Long-term bear case: Well, it was a fun ride everybody, but China, the European Parliament and the new American Digital Assets Regulatory Agency have made it their life’s work to funnel people to permissioned blockchain projects that connect the government with preferred banking institutions. It’s blockchain with all of the permissions and intermediaries, and there’s no way to make your transactions anonymous, since you’re registered with a photo ID to use these new currencies. The central banks we mentioned run this process: but really it was the fiscal authorities that we should have worried about and not the monetary ones.

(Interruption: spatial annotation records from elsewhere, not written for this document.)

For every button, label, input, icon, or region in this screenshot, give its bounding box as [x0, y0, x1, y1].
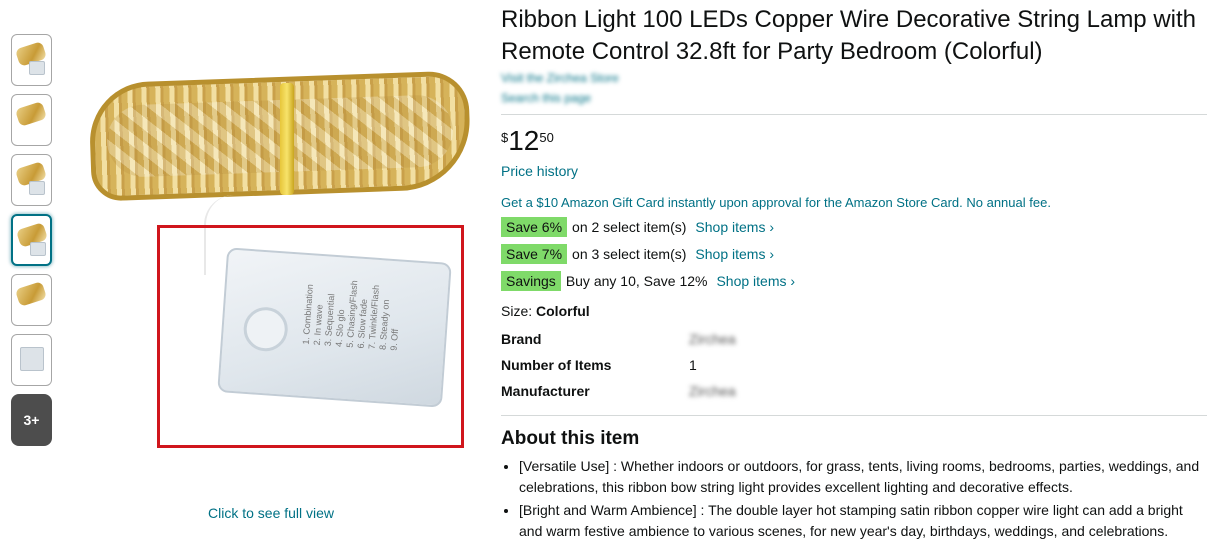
- thumbnail-strip: 3+: [11, 34, 53, 446]
- savings-row-3: Savings Buy any 10, Save 12% Shop items …: [501, 271, 1207, 291]
- table-row: Number of Items 1: [501, 357, 736, 383]
- spec-value: Zirchea: [689, 383, 736, 399]
- savings-row-2: Save 7% on 3 select item(s) Shop items ›: [501, 244, 1207, 264]
- product-title: Ribbon Light 100 LEDs Copper Wire Decora…: [501, 6, 1197, 65]
- table-row: Manufacturer Zirchea: [501, 383, 736, 409]
- savings-row-1: Save 6% on 2 select item(s) Shop items ›: [501, 217, 1207, 237]
- savings-text: Buy any 10, Save 12%: [565, 273, 708, 289]
- thumbnail-5[interactable]: [11, 274, 52, 326]
- thumbnail-4-selected[interactable]: [11, 214, 52, 266]
- thumbnail-2[interactable]: [11, 94, 52, 146]
- savings-badge: Save 7%: [501, 244, 568, 264]
- more-thumbnails-button[interactable]: 3+: [11, 394, 52, 446]
- thumbnail-1[interactable]: [11, 34, 52, 86]
- spec-value: 1: [689, 357, 697, 373]
- price-history-link[interactable]: Price history: [501, 163, 1207, 179]
- thumbnail-image: [14, 281, 48, 307]
- full-view-link[interactable]: Click to see full view: [208, 505, 334, 521]
- thumbnail-image: [30, 242, 46, 256]
- ribbon-tie: [280, 83, 294, 195]
- thumbnail-image: [29, 61, 45, 75]
- thumbnail-image: [20, 347, 44, 371]
- price-whole: 12: [508, 125, 540, 156]
- thumbnail-6[interactable]: [11, 334, 52, 386]
- highlight-box: [157, 225, 464, 448]
- shop-items-link[interactable]: Shop items ›: [716, 273, 795, 289]
- shop-items-link[interactable]: Shop items ›: [695, 246, 774, 262]
- spec-key: Manufacturer: [501, 383, 590, 399]
- shop-items-link[interactable]: Shop items ›: [695, 219, 774, 235]
- store-card-promo[interactable]: Get a $10 Amazon Gift Card instantly upo…: [501, 195, 1207, 210]
- spec-value: Zirchea: [689, 331, 736, 347]
- savings-text: on 2 select item(s): [572, 219, 687, 235]
- about-heading: About this item: [501, 428, 640, 449]
- table-row: Brand Zirchea: [501, 331, 736, 357]
- thumbnail-image: [14, 101, 48, 127]
- thumbnail-image: [29, 181, 45, 195]
- list-item: [Versatile Use] : Whether indoors or out…: [519, 456, 1207, 498]
- price-symbol: $: [501, 130, 509, 145]
- thumbnail-3[interactable]: [11, 154, 52, 206]
- price-fraction: 50: [539, 130, 554, 145]
- divider: [501, 415, 1207, 416]
- spec-key: Brand: [501, 331, 542, 347]
- size-label: Size:: [501, 303, 533, 319]
- spec-key: Number of Items: [501, 357, 612, 373]
- savings-text: on 3 select item(s): [572, 246, 687, 262]
- search-link[interactable]: Search this page: [501, 88, 1207, 108]
- about-bullets: [Versatile Use] : Whether indoors or out…: [519, 456, 1207, 542]
- savings-badge: Save 6%: [501, 217, 568, 237]
- specs-table: Brand Zirchea Number of Items 1 Manufact…: [501, 331, 736, 409]
- price: $ 12 50: [501, 127, 1207, 155]
- savings-badge: Savings: [501, 271, 561, 291]
- store-link[interactable]: Visit the Zirchea Store: [501, 68, 1207, 88]
- size-value: Colorful: [536, 303, 590, 319]
- divider: [501, 114, 1207, 115]
- product-details: Ribbon Light 100 LEDs Copper Wire Decora…: [501, 4, 1207, 544]
- list-item: [Bright and Warm Ambience] : The double …: [519, 500, 1207, 542]
- size-selector: Size: Colorful: [501, 303, 1207, 319]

Long-term bull case: In the long run, I’m inclined to believe that the constant technocratic intervention of monetary authorities augers well for cryptocurrencies. Given newfound political pressure (in the case of the Fed) and having little principle to root itself in now that the curtain has been revealed on “quantitative easing”. A system that seemed readily shocked and still quite unsteady looks like it may face yet another cyclical test to its resilience. The steady drip of these cycles may convince people to stay in cryptocurrencies, convinced that the macroeconomic cycles nation-states and their monetary policy cycles are subject to are a risk that need to be diversified away from. If you’re betting on policy dysfunction, and disagree with current economics — then cryptocurrencies just might be your play.
The short summary on this: central banks are hunkering down and refusing to increase their target headline rates, as they anticipate a global economic slowdown. Cryptocurrencies used to be a separable part of this discussion, but they’ve reached enough critical mass and adoption to be an important part. That’s progress, but it will also mean short-term and long-term fluctuations in how we evaluate cryptocurrencies.